On the last Thursday in October, dozens of Lynden High School students gathered in the classroom of Jody Bogues after school, along with four adult Be the One mentors, all eager for the esports club’s hour of practice before its first remote competition, this against Anacortes, as part of a six-week season.  

Getting to this point, though, was thanks to the students, who launched the club last year and have continued to grow it. Now, on any given Wednesday activity period at the high school, as many as 60 or more students will show up to chat competitive video games and the Thursday after-school club meetings draws an active group of around 30 students.

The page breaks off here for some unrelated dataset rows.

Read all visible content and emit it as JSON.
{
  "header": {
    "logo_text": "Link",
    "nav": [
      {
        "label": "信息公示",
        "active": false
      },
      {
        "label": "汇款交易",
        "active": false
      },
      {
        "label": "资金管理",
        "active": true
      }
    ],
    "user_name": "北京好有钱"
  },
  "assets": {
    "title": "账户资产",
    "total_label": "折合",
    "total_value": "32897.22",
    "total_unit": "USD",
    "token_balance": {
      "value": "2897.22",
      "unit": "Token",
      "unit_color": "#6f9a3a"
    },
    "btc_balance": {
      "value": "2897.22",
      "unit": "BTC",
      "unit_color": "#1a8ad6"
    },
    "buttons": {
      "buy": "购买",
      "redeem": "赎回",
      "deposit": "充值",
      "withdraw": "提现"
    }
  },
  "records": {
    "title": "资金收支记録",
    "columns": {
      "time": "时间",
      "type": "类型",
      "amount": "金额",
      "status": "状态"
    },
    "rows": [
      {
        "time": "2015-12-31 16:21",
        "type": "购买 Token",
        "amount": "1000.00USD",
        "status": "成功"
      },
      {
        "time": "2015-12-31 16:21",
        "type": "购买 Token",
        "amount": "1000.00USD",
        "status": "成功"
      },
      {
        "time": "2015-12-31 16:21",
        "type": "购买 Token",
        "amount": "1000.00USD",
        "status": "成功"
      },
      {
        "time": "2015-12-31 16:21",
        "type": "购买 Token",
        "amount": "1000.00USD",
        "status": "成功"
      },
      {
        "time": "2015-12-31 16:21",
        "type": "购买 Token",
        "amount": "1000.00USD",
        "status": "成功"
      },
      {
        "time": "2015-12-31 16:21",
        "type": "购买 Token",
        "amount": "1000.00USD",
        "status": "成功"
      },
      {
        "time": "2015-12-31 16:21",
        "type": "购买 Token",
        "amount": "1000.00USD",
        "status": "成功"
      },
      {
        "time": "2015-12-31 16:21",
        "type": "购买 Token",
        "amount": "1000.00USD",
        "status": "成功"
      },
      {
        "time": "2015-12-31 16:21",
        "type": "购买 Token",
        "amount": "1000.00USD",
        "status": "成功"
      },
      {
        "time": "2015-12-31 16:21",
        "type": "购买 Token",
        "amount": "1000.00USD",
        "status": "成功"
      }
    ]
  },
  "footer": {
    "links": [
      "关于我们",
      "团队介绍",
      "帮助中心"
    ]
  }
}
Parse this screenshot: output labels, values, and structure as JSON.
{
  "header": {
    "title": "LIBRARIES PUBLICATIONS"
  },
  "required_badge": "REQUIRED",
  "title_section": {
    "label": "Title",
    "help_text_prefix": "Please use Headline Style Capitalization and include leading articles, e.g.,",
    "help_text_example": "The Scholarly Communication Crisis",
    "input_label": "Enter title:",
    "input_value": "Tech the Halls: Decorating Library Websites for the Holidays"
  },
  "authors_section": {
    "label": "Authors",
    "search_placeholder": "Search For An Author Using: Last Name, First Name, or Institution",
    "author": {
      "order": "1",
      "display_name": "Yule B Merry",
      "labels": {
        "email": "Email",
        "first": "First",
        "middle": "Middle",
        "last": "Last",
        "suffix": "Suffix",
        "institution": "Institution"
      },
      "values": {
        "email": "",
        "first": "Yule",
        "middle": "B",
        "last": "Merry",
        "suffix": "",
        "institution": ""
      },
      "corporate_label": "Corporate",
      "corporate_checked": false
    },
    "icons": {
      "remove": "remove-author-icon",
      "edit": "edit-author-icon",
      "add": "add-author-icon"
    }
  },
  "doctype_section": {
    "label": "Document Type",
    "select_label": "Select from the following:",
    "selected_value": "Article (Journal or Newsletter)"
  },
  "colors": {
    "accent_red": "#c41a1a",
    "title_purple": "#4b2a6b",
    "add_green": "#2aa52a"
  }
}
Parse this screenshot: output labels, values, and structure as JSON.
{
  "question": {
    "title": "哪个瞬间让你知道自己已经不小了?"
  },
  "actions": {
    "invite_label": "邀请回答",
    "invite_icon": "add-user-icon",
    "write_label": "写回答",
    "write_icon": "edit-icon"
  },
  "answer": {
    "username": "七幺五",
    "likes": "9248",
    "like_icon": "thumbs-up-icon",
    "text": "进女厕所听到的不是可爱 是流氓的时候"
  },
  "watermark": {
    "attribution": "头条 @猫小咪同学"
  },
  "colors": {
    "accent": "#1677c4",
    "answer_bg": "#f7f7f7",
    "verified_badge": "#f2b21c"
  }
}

“Personally, this is a passion project,” says junior Matthew Landis. “I always wanted to play something competitive and to bring competitive gaming to this school is a huge thing and being able to lead other schools to join us in that is something too.”

Junior Cole Fierst says that when they were younger, they all had a “pipe dream” of being able to play competitive esports in high school. “Now, being able to make it happen,” he says, “is really big and important to all of us.” 

Bogues, as the group’s non-gaming advisor, says it has been fun for her to watch the group’s leadership growth. “This has been really phenomenal,” she says. “I had all these students when they were freshman and they were quiet and quirky and now they have presented in front of the school board and did an amazing job. They have developed a skill set not just in gaming, but in young men.” 

The Lynden club started last year and participated in an Overwatch tournament at Sedro-Woolley High School by invitation. While the group’s ultimate goal is to create their own Overwatch team, they don’t have the technology funding to do so, as that requires 12 gaming PCs and the school has only one. So, instead, they have helped create an esports association regionally for the game Super Smash Bros. Ultimate, which includes Lynden, Anacortes, Sedro-Woolley, Burlington, Bellingham, Waterville and LaConner. The six-week regular season involves remote contests on Thursdays after school. The game, a party-style fighting game, is designed to be played with anyone.

The new association comes with a code of conduct for players and structured rules for each team, competition and season.

With esports a growing national phenomena — Ohio State University has a degree available in esports, professional teams are continually forming, stadiums are being built solely for esports, some of the largest sporting events in the world are now esports competitions and some of the largest professional sports prize money competitions now include esports — Bogues says it is great to see Lynden on the forefront of esports in Whatcom County. 

“Why wouldn’t we want to provide these opportunities for students just looking at the career opportunities alone?” ask Bogues. 

Senior Austin Greenwood says that while not everyone enjoys the physical part of sports, there is still a group that loves competition. The esports group caters to that set.

The club’s members all have interests in plenty of competitive video games beyond just Super Smash Bros. Ultimate, so the club is about more than just one game and allows for those with a similar interest to interact. “We have a community right here people can get involved in and socialize, just like any club,” Fierst says.

“A lot of kids aren’t involved in community,” says sophomore Jacob Top. “Esports allows them to get involved in a community in the school.” 

As the group grows, Fierst says the goal is to gain funding to buy computers so they can expand into additional games and host tournaments on site. Landis says they want to make that happen as soon as possible, but even if it isn’t when he’s still at Lynden, he hopes the club can continue its growth. “I have always wanted to make a change and now to hear that my little brother is hearing about the esports club from his elementary school is pretty amazing,” Landis says. 

Just as Sedro-Woolley has been instrumental in supporting Lynden’s efforts to get the club off the ground, the group has put a focus not just on growing esports at Lynden, but also helping other schools in the area do the same. Lynden is on the forefront of esports in Whatcom County and it is on the efforts and leadership of the students.